To get some casting ballast and control the depth of the hook in the water column, anglers will add a large lead weight to the line. Heavier weights are needed for faster-moving water.
“It’s about a 16-ounce lead weight or maybe half that, depending how fast you want it to go down. The thing is, them spoonbills — from the surface of the water all the way to the bottom, they can be anywhere between the bottom and the top, man,” he said. “Weight is a factor in that situation. If you ain’t hitting them on the bottom with the heavy weights, lighten up on that weight a little bit, throw out and then start jerking until you see your line go slack. Get ready, ’cuz when you get a good one it’s fish on, buddy, fish on!”
Once spoonbills are caught, the next part of the process is being able to clean them. Anglers can often be wary of cleaning paddlefish, as they are noted for having a vein or “cord” that runs through them that can ruin the meat if nicked.

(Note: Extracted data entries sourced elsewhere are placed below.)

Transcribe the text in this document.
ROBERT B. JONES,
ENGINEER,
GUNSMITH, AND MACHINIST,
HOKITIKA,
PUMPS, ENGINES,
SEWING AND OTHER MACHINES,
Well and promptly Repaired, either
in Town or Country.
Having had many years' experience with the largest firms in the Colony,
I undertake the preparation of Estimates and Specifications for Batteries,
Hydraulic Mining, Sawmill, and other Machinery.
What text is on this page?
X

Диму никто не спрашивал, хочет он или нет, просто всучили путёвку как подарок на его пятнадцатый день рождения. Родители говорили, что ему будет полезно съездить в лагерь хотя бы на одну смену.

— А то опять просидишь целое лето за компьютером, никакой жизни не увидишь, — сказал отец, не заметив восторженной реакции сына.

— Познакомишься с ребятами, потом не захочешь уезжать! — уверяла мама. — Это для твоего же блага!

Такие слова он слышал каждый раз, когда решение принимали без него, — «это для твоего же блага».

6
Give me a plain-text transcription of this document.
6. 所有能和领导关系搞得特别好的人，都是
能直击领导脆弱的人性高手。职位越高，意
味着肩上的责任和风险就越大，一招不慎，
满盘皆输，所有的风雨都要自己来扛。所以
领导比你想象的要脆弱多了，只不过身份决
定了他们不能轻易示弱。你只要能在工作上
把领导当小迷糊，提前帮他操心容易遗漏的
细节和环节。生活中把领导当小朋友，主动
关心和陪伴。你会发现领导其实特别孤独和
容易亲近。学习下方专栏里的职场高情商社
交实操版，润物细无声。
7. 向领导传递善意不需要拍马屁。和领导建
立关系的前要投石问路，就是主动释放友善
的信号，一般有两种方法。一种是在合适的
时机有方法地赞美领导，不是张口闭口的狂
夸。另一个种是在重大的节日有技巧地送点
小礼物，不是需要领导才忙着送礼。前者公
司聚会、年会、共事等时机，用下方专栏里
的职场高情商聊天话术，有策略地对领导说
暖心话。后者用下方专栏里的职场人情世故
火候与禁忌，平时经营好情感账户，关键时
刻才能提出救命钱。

“Those fish are boneless, they don’t have a bone in them and they’ve got a cartilage going right down the center of them,” he said. “You kinda score around that tail a little bit with your knife — don’t cut it all the way off — just score it out about a quarter of an inch all the way around that tail and twist it real good and that’ll break the cartilage off around the edges. Then you whack the head of it off right there in back of the gills, split that belly open and pop all them guts out and then you can pull that cord — just keep turning that tail ’round and ’round until it pops — you can pull that cord real easy right on out of that fish.
“I clean them just like that. It’s like a pineapple. Just score them up into like steaks and then lay them down, cut the inner part out, cut the outter red out, you’ve got a pancake of meat, man.”
Once you’ve got that tasty white meat, it’s time to cook it. Many anglers will cut them pieces into nuggets, bread them and deep fry them, while others may choose healthier options. For Shumway, the choice was obvious.
“Well, you know, it’s not too healthy for you but, man, pan-fried is the best,” he said. “It’s not like regular fish. It’s a texture kind of like chicken ... you can have spoonbill nuggets or spoonbill finger bites, however you want to cut them.”
The early spring is also an ideal time to head out looking for catfish, he said, as the thawing ice can lead to some easy meals for cats.
“Right now is the time to go out on the ice thaw and get you a whole bunch of fresh-thawed shad that’s been caught in the ice,” he said. “The best bait in the world are them right now, because that’s what they’re used to is that ice thawing out and them fish eating the dad-gone old thawed-out shad. You get them big shad, gut ’em out. If you’re out there in your boat and you’ve still got ice up around a few areas, just throw that bait right up on the ice, pull it back, let it drop and hit your button and let it go to the bottom. Most times, it won’t ever make it. They’ll whack it before it even gets there.”
Shumway said he prefers to fish shallow during this time to best take advantage of the conditions.
“This time of the year is a good time to hit that shallow water,” he said. “It warms up quicker, the sun stays on it, plus the fact that in the shallow water them shad are all caught back up in there and they don’t got to drop too far to feed them. They’re all up in them flats looking to get something to fill their belly up with, for sure.”
He said he prefers to fish mid-day during this time of year, not just because it helps the fishing, but because he doesn’t end up freezing out on the water.
“That’s what I prefer, I like to let that sun get out there to hit it for a couple two, three hours if it’s real chilly,” he said, laughing. “Or if you’re full-blown catfish crazy, get that winter gear on, brother!”